Tucker Arensberg:  What actions do you hope to see from the federal government maybe in terms of another stimulus to help keep manufacturing companies afloat over the next six to twelve months? We are assuming that another stimulus or other actions will be necessary until consumer buying power returns to a certain level of normality.

Roger:  One form of action is expanding the PPP loan to a longer period of time.  Some of our members were having a hard time using the stimulus in the required time frame.  Maybe also a PPP amendment in the form of not having to spend 75% of the loan on payroll costs.  But going forward, here’s some additional things that could be helpful:

  • A 100% bonus depreciation;
  • Restart America loans.

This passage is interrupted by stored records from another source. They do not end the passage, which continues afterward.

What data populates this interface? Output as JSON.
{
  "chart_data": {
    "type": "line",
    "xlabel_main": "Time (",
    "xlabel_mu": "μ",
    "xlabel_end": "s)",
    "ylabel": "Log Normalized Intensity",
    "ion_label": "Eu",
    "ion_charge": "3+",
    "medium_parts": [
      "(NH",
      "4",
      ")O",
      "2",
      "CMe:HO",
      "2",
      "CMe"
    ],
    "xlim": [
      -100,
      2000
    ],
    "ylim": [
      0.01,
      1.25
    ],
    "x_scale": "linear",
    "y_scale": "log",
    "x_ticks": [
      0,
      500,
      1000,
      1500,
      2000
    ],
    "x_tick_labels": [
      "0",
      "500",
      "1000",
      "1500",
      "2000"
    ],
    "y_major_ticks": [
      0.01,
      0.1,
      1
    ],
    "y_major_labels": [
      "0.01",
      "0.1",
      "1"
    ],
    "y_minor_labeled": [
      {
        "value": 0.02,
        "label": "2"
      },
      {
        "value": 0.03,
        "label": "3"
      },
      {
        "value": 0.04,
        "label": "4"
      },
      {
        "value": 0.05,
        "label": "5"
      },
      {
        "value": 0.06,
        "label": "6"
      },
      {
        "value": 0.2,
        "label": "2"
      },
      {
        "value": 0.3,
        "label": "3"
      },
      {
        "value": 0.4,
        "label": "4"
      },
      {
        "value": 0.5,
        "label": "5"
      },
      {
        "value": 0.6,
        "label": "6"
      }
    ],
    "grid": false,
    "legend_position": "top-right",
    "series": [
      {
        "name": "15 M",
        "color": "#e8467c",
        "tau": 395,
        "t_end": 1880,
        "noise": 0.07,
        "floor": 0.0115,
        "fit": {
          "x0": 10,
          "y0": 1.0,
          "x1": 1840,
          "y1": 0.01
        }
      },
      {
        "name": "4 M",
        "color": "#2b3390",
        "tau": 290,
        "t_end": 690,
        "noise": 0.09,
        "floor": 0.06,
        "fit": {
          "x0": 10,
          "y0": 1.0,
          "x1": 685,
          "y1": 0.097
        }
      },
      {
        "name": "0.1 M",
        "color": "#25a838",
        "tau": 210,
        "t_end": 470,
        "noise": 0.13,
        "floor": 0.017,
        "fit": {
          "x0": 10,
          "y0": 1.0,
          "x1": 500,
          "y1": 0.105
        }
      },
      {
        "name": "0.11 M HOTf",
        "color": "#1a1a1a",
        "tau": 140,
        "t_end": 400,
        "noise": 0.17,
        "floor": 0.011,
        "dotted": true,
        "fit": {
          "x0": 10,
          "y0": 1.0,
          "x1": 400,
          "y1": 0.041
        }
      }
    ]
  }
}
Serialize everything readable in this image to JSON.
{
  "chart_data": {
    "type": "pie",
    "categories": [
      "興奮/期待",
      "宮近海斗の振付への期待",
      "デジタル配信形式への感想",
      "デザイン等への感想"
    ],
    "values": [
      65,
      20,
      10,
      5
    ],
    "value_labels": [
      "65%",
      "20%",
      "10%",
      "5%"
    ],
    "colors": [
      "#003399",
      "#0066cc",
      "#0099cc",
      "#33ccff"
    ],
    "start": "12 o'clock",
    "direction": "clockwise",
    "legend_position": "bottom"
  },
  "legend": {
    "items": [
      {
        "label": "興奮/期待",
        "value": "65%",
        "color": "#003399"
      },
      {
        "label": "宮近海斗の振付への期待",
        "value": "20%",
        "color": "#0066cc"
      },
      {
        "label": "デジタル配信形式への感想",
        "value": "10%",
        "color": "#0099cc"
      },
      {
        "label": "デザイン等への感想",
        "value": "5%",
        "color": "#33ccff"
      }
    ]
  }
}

This would be a plan where a company could take government loans out at a low interest rate. These funds could be helpful to use on equipment and in other ways that improve your facility. Companies are really going to go to more automation after this pandemic. These companies are going to have to invest and such loans would be very helpful at this point in time.
  • Some tax credits to onshore companies. If companies would onshore or re-shore products – they think that would be a way to motivate certain OEMS to bring back work to the U.S.
  • A payroll tax holiday. The payroll tax holiday, should be extended for the rest of the year. Getting funds directly back into the companies versus having to apply for loans would be a great help.
  • Liability protection, however, that’s really low on our members’ hit list for things that could help them quicker.

But, I think that the next stimulus has to be a way of getting cash into the companies quickly. The PPP loans, some would say that it didn’t happen quickly enough, but for the government to give that much money out – they did it in a short period of time.  Of course with such programs comes mistakes.  But, all in all, you got to look at what they did in a short period of time.  It is pretty phenomenal but, if you could get into the payroll taxes, that’s the stuff that stays in the company immediately.  Direct infusions of cash is what I think would help our members going forward.  Whether there’s another stimulus bill or not, who knows.  I would love to see there not be one, and that businesses come back quick enough not require it.  But that’s probably up in the air.